Forum Discussion

Deb_Techie's avatar
Deb_Techie
Level 4
11 years ago

NetBackup Status Code 24 - Possible Parameters to Check

Hi Friends

Receiving Status Code 24 is now becaming very common in our Infrastructure, where we are backing up alomost 7000 boxes using 10 different master servers. I agree there is a Technote Available from Symantec : http://www.symantec.com/business/support/index?page=content&id=HOWTO50801 for troubleshooting Status Code 24 Failures, but most of the time we are getting the situation where this is not enough to fix the issues.

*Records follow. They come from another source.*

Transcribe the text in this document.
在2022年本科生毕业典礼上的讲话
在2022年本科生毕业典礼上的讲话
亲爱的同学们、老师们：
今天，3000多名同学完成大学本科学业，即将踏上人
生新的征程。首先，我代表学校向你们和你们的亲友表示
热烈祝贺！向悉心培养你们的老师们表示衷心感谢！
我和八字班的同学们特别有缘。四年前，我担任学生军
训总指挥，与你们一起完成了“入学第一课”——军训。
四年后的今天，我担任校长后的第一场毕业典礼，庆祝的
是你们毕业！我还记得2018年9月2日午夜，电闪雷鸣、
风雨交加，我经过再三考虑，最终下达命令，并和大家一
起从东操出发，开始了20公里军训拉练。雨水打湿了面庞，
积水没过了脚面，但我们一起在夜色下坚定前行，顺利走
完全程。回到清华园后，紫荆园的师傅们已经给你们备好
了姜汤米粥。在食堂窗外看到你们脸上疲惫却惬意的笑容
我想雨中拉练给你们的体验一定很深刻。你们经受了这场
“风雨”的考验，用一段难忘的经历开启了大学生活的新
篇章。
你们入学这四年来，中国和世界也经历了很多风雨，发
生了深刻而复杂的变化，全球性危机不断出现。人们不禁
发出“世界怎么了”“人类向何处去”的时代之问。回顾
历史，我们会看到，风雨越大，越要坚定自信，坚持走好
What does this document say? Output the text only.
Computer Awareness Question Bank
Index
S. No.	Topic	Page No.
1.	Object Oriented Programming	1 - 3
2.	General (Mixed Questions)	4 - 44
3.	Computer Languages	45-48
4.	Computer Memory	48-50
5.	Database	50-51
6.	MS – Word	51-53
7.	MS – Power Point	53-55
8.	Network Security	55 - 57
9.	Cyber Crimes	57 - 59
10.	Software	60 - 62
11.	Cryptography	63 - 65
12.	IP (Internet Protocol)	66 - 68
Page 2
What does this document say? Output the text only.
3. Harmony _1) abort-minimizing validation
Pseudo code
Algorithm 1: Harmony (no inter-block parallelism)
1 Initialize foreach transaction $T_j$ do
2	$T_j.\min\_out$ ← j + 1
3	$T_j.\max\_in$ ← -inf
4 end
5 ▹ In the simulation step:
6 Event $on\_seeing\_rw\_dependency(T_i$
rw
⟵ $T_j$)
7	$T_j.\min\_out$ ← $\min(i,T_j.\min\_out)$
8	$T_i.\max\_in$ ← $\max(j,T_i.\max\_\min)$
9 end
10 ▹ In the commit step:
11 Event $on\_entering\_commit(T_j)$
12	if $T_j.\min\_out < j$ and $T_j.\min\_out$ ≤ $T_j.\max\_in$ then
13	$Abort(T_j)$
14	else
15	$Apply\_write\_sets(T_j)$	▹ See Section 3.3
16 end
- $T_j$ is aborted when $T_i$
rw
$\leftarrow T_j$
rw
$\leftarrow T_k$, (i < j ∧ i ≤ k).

Can someone please help me to understand that what are the parameters need to be checked in Client / Media / Master server and the tuning can be made to fix the issue. Also is there any tool is avaiable to determine the root cause of the Status 24 Failure.

 

Help would be highly appriciated

  • NIcolai and Marianne are right - timeouts can work around issues sometimes, but the root cause is almost always outside NBU for status 24.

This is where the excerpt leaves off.